Tuesday, July 2

Doing Fine

Been awhile since my last post. I have been doing ok actually. Started new Chemo drugs last week and there have been no problems. Actually I think these drugs are not screwing with my taste buds as things have been tasting alot better to me. Especially soda. I'm not getting any after taste when I drink a soda now. I have not tried a pizza yet, really ain't been in the mood for one. Probably will next week.

I go in for Chemo today, just waiting for that time to come. I was right in my last post, these Chemo drugs do not take as long as the others I was on to administer, and NO PUMP!!!!! WooHooo!!!

Like I said I'm doing ok. No pain anywhere, I feel normal. I have been doing alot of sleeping the past 2 days. I think I have slept 2 days straight. Only up to eat something then back to bed. The Doc said these new drugs would hit 2x in the blood count dept. My counts go down, I get tired. There is nothing that can be done. That's ok with me. When I work I drink coffee and Mountain Dew, that's how I stay awake, lol. Also chatting with the guys in the office when they are on.

Well, I have the basement how I want it now. Just need to get one more shelf. I have my baseball cards in their place, my records in their place, comic books and non-sports cards in their place as well. I just need to break out my video game systems and hook those up and it will be complete. Picked up a couple nintendo carts at Goodwill a few days ago, I'm gonna have to get off of my lazy ass and start going to yard sales again. Not for baseball cards and comic books, but yard sales are a great place to find records and video games. I still collect all of that stuff, I just do not look for the stuff on ebay, I still look on ebay for video games though. The 127 sale is coming up next month. I hoping to score some good video games finds during that.

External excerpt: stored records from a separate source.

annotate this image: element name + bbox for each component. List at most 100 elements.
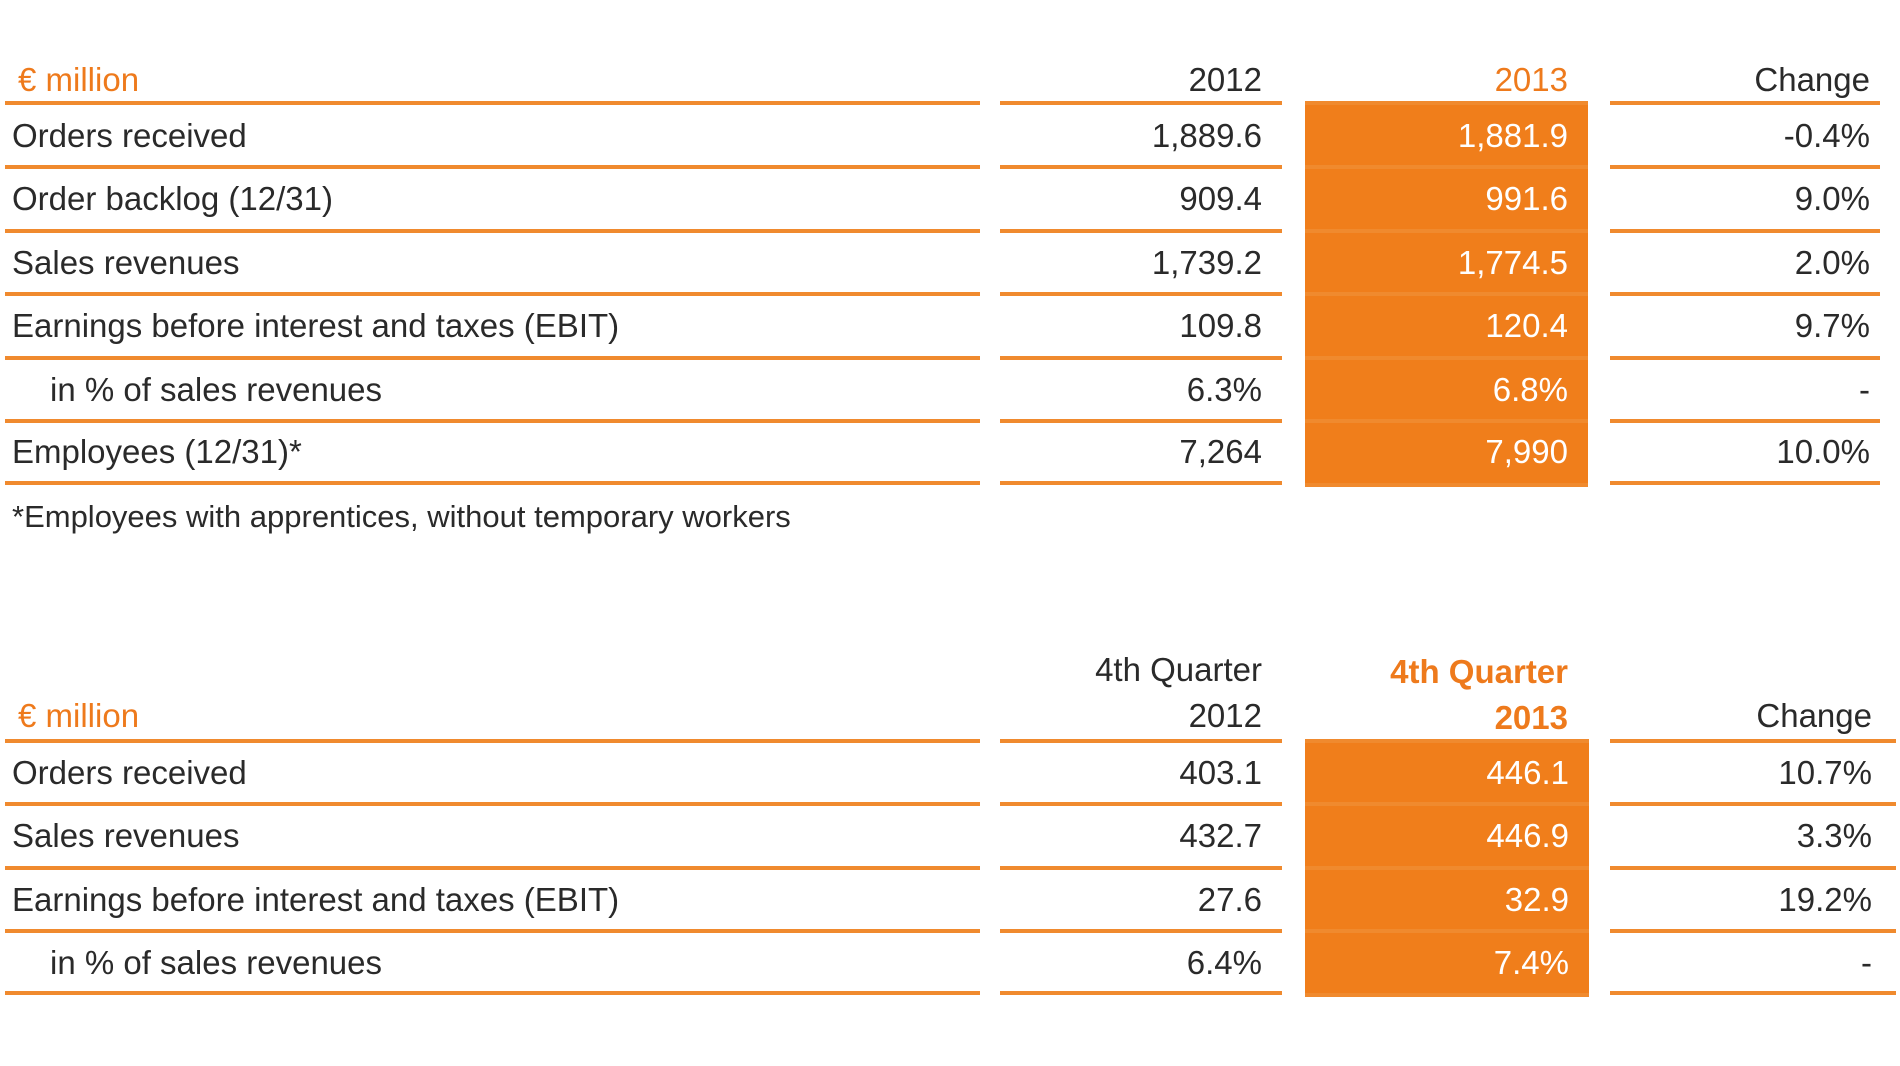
- quarter-col-2012-line2: 2012: [1188, 697, 1262, 734]
- table-cell-2013: 991.6: [1305, 169, 1588, 229]
- table-cell-2013: 32.9: [1305, 870, 1589, 929]
- annual-col-2013: 2013: [1494, 61, 1568, 98]
- annual-footnote: *Employees with apprentices, without tem…: [12, 499, 791, 534]
- row-rule: [1000, 229, 1282, 233]
- row-rule: [1610, 165, 1880, 169]
- table-cell-change: -: [1861, 944, 1872, 981]
- table-cell-2013: 446.9: [1305, 806, 1589, 866]
- row-rule: [1305, 929, 1589, 933]
- quarter-header-rule-label: [5, 739, 980, 743]
- row-rule: [1305, 483, 1588, 487]
- row-rule: [1000, 866, 1282, 870]
- table-cell-2012: 909.4: [1179, 180, 1262, 217]
- row-rule: [1610, 419, 1880, 423]
- quarter-header-rule-2013: [1305, 739, 1589, 743]
- quarter-col-2012-line1: 4th Quarter: [1095, 651, 1262, 688]
- row-rule: [1305, 292, 1588, 296]
- annual-unit-label: € million: [18, 61, 140, 98]
- table-cell-2012: 1,739.2: [1151, 244, 1262, 281]
- row-rule: [1610, 929, 1896, 933]
- row-rule: [1305, 165, 1588, 169]
- row-rule: [5, 929, 980, 933]
- row-rule: [1000, 419, 1282, 423]
- table-cell-2013: 1,774.5: [1305, 233, 1588, 292]
- table-row-label: Sales revenues: [12, 244, 240, 281]
- table-row-label: Orders received: [12, 117, 247, 154]
- quarter-unit-label: € million: [18, 697, 140, 734]
- annual-header-rule-change: [1610, 101, 1880, 105]
- table-row-label: Employees (12/31)*: [12, 433, 302, 470]
- row-rule: [1000, 292, 1282, 296]
- row-rule: [1610, 481, 1880, 485]
- table-cell-change: -0.4%: [1783, 117, 1870, 154]
- table-cell-change: 10.0%: [1776, 433, 1870, 470]
- table-cell-2012: 432.7: [1179, 817, 1262, 854]
- row-rule: [1610, 866, 1896, 870]
- table-cell-2012: 7,264: [1179, 433, 1262, 470]
- row-rule: [1610, 802, 1896, 806]
- row-rule: [1610, 991, 1896, 995]
- row-rule: [1610, 356, 1880, 360]
- row-rule: [1000, 356, 1282, 360]
- row-rule: [1305, 229, 1588, 233]
- table-row-label: Orders received: [12, 754, 247, 791]
- row-rule: [1610, 229, 1880, 233]
- row-rule: [1305, 419, 1588, 423]
- row-rule: [5, 481, 980, 485]
- row-rule: [1000, 991, 1282, 995]
- table-row-label: Order backlog (12/31): [12, 180, 333, 217]
- row-rule: [1305, 802, 1589, 806]
- row-rule: [5, 356, 980, 360]
- row-rule: [5, 802, 980, 806]
- table-cell-2012: 109.8: [1179, 307, 1262, 344]
- row-rule: [5, 229, 980, 233]
- row-rule: [5, 292, 980, 296]
- row-rule: [1610, 292, 1880, 296]
- table-row-label: in % of sales revenues: [50, 944, 383, 981]
- table-cell-2012: 27.6: [1197, 881, 1262, 918]
- quarter-col-2013-line2: 2013: [1494, 699, 1568, 736]
- row-rule: [1305, 993, 1589, 997]
- table-cell-change: -: [1859, 371, 1870, 408]
- quarter-header-rule-change: [1610, 739, 1896, 743]
- table-cell-change: 19.2%: [1778, 881, 1872, 918]
- table-cell-2013: 7,990: [1305, 423, 1588, 483]
- row-rule: [1305, 866, 1589, 870]
- table-cell-2013: 120.4: [1305, 296, 1588, 356]
- table-cell-change: 9.7%: [1794, 307, 1870, 344]
- row-rule: [5, 419, 980, 423]
- row-rule: [1000, 481, 1282, 485]
- annual-header-rule-label: [5, 101, 980, 105]
- table-cell-2013: 446.1: [1305, 743, 1589, 802]
- table-row-label: in % of sales revenues: [50, 371, 383, 408]
- table-row-label: Earnings before interest and taxes (EBIT…: [12, 307, 620, 344]
- table-cell-2012: 403.1: [1179, 754, 1262, 791]
- table-cell-change: 9.0%: [1794, 180, 1870, 217]
- table-cell-change: 3.3%: [1796, 817, 1872, 854]
- row-rule: [1000, 165, 1282, 169]
- row-rule: [1000, 929, 1282, 933]
- table-cell-change: 10.7%: [1778, 754, 1872, 791]
- table-cell-2013: 1,881.9: [1305, 105, 1588, 165]
- quarter-col-2013-line1: 4th Quarter: [1390, 653, 1568, 690]
- table-row-label: Earnings before interest and taxes (EBIT…: [12, 881, 620, 918]
- row-rule: [1305, 356, 1588, 360]
- quarter-col-change: Change: [1756, 697, 1872, 734]
- table-cell-2013: 6.8%: [1305, 360, 1588, 419]
- table-cell-change: 2.0%: [1794, 244, 1870, 281]
- table-cell-2012: 6.3%: [1186, 371, 1262, 408]
- table-cell-2013: 7.4%: [1305, 933, 1589, 993]
- quarter-header-rule-2012: [1000, 739, 1282, 743]
- row-rule: [5, 165, 980, 169]
- table-row-label: Sales revenues: [12, 817, 240, 854]
- annual-header-rule-2013: [1305, 101, 1588, 105]
- row-rule: [1000, 802, 1282, 806]
- annual-col-2012: 2012: [1188, 61, 1262, 98]
- row-rule: [5, 991, 980, 995]
- row-rule: [5, 866, 980, 870]
- annual-header-rule-2012: [1000, 101, 1282, 105]
- table-cell-2012: 1,889.6: [1151, 117, 1262, 154]
- table-cell-2012: 6.4%: [1186, 944, 1262, 981]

The other half of the basement I gave the lady is in total chaos. I have finally figured her out. She's a stacker. She has all these little piles of crap all over the house. The basement is no different. She bitched at me for a whole month how she wanted another shelf down there. Well 3 weeks ago I went out and got her one and told her I would put it together whenever she wanted. The shelf is sitting exactly where I put it when I got it home. I have not touched it, and the lady has not bitched about a shelf either. Man, that burns me. Now I know the lady ain't never gonna be fucking happy unless she is bitching about something. I think most wives are like that actually. I have been spending alot of time down here in the basement. It's peaceful down here. I tell the lady I don't want to be bothered, and that's it. They leave me the fuck alone. It's not that I'm in a bad mood, or pissed off at them or anything, I'm just getting tired of dealing with the kids. I like having them here, and they are going to stay here, it's just sometimes I need my time. I don't know how the lady does it. She has not had anytime to herself since they have been here. That 9 yr old is constantly on her ass. He's a little mamas boy. I have tried to be tough on him but the lady don't like it. She has turned him into a little wuss. He's gonna have problems when he gets older being a little femie wuss like he is. Oh well, I tried. If he gets his ass kicked and wants me to teach him how to fight, I will. I tried to teach him awhile ago and the lady didn't want me too. I'm just glad he's living with us and not his mother. His mother lives in the scum part of town and with him being there it would be only a matter of time till he starts hanging out with the wrong crowd. His mom's a fucking skank and she belongs there, he don't.

Well, nothing much else going on. It's been pretty quiet actually. Feeling normal and doing alot of sleeping...LOL.

NEVER GIVE UP!!!!! NEVER SURRENDER!!!!!!